表2 「不正」と数えられた中には、部活費用を捻出するために高校生が行ったバイト代を、必要と知らされず申告しなかった場合などが多いのです。申告していれば収入認定から外され得る性格のもので、悪質とはいえません。件数や金額の増加は受給世帯全体の増加に伴う現象で、発生率(表2)をみればそれほど増えていません。
 また、増加の大きな要因として厚生労働省が4年前から全ての生活保護世帯への課税調査を始めたことがあげられます。調査範囲も年々広げ、昨年度からは転出者や保護を廃止した人の調査も義務づけました。調査の徹底で、これまで暗数だった不正受給が発掘されているのです。ですから今後、不正受給が増えても、それを単純に「受給者が悪質化した」と見るのは誤りです。
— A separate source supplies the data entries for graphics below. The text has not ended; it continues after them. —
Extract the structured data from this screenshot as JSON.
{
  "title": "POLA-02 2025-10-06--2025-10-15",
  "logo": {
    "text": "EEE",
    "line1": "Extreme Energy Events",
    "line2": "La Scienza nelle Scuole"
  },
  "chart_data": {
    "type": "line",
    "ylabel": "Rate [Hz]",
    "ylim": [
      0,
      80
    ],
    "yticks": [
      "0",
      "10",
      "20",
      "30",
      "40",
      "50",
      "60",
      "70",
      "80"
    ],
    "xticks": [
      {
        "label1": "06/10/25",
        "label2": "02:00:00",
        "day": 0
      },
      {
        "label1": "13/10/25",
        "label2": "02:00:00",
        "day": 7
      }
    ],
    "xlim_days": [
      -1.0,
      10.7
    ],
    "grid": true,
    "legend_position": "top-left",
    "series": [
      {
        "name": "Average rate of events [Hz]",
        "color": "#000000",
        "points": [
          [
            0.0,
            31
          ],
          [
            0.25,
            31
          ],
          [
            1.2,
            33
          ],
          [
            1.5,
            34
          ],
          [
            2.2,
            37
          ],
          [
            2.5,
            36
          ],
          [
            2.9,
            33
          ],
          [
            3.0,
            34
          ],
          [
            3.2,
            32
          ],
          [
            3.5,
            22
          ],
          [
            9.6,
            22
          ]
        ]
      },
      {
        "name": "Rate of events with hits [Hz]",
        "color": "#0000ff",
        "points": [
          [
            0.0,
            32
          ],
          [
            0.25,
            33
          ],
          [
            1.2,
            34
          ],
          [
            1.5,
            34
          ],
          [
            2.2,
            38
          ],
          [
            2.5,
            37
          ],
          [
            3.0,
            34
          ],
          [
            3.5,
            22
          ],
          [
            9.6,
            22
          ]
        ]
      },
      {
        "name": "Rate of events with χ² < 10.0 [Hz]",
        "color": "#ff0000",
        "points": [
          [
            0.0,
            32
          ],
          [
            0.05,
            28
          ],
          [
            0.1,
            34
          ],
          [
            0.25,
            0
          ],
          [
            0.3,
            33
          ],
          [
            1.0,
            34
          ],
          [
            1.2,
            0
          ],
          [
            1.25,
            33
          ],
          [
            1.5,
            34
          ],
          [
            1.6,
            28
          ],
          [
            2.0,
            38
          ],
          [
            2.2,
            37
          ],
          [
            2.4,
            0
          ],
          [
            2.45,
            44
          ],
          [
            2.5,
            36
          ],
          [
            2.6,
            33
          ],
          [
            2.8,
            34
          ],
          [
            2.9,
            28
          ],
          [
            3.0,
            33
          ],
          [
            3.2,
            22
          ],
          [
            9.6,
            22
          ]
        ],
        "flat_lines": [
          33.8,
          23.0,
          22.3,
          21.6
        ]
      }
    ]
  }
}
 私たちが懸念しているもう1つの問題は、生活保護への締め付けがすすんでいることです。今年3月、厚労省は福祉事務所に警察官OBを置くよう指示を出しました(表3)。その人件費も厚労省が出します。取り締まりを職務としていた人は福祉の現場にはそぐわない。また、自治体によっては市民に不正受給の告発を呼びかけ、専用電話を設置したところもあります。
 ケースワーカー1人が受け持つ世帯が平均96件と法定の80件を超えている現状を増員で改善し、当事者に丁寧に対応できるようにすれば不正受給も減らせます。また、生活保護法を読んだことがない一般職が窓口業務を行うなど、専門性の不足も、問題を深刻にしています。